The process or service may have been used by SYSTEM o it may have been launch by him or simply you just don’t have privileges like deactivating an antvirus on a pc with a remote desktop.
All these problems could be solved if we could access the pc with the SYSTEM user or at least execute things with those privileges and that is what we are going to explain how to do.
The first thing we need is a user that can execute the task manager ( command “AT”)
We’ll go to the start menu and execute the command “cmd.exe” at the “execute” option to open an MS-DOS window ( yes I know, in windows XP it’s called something else)
The next thing is to execute the command “at HH:MM /interactive “ with HH:MM the hour and minute of the pc.
With out closing this window we’ll wait for 1 minute and we’ll se a new window like this one :
As we can see on the window title, the first one, the one we opened is “cmd.exe” and the one the task manager opened is “svchost.ese”

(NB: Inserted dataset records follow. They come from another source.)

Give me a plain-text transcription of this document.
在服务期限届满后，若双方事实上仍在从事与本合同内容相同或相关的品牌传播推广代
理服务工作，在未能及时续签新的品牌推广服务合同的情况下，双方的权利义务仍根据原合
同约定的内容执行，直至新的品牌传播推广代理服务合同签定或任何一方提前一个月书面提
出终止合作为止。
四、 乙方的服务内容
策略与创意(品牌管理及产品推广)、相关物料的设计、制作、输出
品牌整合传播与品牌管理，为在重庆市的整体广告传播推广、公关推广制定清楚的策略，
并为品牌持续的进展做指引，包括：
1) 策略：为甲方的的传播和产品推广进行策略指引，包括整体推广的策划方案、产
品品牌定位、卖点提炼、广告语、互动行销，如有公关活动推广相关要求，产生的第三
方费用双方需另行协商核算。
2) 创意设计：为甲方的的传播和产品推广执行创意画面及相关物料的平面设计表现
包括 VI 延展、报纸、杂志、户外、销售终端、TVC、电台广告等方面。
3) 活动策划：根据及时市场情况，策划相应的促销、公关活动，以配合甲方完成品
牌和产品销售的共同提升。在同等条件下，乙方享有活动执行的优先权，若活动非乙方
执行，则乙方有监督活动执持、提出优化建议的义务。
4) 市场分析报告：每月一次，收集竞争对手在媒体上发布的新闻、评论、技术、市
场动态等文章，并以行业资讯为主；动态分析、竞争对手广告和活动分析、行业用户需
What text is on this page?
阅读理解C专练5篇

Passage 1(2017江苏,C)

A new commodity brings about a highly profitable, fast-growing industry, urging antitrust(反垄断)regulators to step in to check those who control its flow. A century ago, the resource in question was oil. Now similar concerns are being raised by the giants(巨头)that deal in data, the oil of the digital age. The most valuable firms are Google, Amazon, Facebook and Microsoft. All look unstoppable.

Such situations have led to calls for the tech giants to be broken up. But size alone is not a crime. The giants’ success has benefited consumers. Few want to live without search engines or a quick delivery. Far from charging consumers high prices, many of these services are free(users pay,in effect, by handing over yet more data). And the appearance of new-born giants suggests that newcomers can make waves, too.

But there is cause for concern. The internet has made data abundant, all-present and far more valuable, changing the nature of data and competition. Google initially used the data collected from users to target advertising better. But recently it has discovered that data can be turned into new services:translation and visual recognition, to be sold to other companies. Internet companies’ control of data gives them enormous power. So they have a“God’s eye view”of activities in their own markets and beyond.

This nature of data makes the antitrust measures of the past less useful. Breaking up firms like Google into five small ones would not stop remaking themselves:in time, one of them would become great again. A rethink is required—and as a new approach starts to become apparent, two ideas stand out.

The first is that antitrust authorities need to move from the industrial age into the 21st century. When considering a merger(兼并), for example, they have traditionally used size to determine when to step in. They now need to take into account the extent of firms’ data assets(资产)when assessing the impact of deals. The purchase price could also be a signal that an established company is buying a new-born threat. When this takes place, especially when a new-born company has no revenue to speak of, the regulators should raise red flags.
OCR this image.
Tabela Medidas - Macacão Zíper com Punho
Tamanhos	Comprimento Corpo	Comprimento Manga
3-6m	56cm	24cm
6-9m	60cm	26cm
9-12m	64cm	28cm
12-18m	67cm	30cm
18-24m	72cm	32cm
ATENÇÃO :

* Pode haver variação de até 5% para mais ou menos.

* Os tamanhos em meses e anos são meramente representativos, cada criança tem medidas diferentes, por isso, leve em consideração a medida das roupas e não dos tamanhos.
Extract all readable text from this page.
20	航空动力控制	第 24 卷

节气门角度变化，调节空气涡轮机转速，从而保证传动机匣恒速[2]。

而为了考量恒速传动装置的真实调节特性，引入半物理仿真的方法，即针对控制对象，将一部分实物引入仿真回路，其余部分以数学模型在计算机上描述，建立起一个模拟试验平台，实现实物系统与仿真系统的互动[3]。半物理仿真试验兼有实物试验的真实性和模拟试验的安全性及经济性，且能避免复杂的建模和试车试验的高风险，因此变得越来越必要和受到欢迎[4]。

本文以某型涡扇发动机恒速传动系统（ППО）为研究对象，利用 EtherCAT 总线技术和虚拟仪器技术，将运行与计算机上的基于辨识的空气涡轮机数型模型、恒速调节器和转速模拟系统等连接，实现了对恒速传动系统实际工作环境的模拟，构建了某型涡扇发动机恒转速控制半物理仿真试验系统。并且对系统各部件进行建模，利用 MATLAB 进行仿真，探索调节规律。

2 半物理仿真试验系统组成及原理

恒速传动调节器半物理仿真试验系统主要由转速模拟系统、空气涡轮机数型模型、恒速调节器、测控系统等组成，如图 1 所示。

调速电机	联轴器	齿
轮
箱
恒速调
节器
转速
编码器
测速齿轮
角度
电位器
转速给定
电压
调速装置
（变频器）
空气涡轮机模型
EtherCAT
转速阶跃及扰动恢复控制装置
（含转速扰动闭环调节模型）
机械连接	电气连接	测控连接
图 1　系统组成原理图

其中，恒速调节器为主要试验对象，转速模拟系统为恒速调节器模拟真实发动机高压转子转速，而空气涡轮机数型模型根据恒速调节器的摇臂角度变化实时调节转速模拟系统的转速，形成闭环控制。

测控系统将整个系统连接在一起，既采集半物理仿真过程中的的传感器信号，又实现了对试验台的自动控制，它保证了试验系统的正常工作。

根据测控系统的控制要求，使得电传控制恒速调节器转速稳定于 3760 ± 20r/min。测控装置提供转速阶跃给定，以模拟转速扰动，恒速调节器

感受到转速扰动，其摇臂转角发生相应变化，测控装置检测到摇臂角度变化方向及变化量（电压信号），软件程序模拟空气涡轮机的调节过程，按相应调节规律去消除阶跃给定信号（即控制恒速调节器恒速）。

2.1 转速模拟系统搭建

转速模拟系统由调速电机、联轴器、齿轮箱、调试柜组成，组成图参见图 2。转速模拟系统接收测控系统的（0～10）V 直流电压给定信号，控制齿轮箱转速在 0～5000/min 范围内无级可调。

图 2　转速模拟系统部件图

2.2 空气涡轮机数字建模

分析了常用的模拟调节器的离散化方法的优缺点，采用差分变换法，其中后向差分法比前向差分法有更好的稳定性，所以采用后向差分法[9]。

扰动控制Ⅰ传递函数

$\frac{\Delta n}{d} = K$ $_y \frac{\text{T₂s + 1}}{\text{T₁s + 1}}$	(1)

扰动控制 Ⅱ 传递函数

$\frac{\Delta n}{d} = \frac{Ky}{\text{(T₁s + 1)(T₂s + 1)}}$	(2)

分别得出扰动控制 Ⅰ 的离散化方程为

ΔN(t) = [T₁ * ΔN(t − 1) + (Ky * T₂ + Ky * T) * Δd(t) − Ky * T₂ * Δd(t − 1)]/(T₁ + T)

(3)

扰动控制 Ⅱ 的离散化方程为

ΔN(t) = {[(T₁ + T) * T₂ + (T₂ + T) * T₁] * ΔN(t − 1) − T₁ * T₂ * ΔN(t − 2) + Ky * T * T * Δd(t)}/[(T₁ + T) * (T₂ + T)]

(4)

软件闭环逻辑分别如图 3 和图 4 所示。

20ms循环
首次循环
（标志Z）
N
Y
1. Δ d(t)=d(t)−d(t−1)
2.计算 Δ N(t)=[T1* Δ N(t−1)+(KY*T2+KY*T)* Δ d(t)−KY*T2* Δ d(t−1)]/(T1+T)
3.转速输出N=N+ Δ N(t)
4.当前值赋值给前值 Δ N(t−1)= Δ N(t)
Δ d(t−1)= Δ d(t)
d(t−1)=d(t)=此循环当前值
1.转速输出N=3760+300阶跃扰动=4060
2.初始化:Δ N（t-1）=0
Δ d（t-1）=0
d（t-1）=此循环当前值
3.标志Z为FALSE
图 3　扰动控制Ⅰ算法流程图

If we open a windows task manager ( ctrl+shift+esc) in the tab of process we’ll see that the user that has launched one window is the user while who has launched the second is the user SYSTEM and everything we execute on that window will be executed as the SYSTEM user with all his rights.
For example, if we execute the “calc.exe” to view the calculator, and we see the windows task manager, we can see this:
For example we close the process called “explorer.exe” and from the window “svchost.exe” we execute the command “explorer.exe” we’ll start a new session with the SYSTEM user with all it’s rights.
If we want to go back to our user, we just have to close the process “explorer.exe” and start a new one in the “cmd.exe” window, start a session with our user.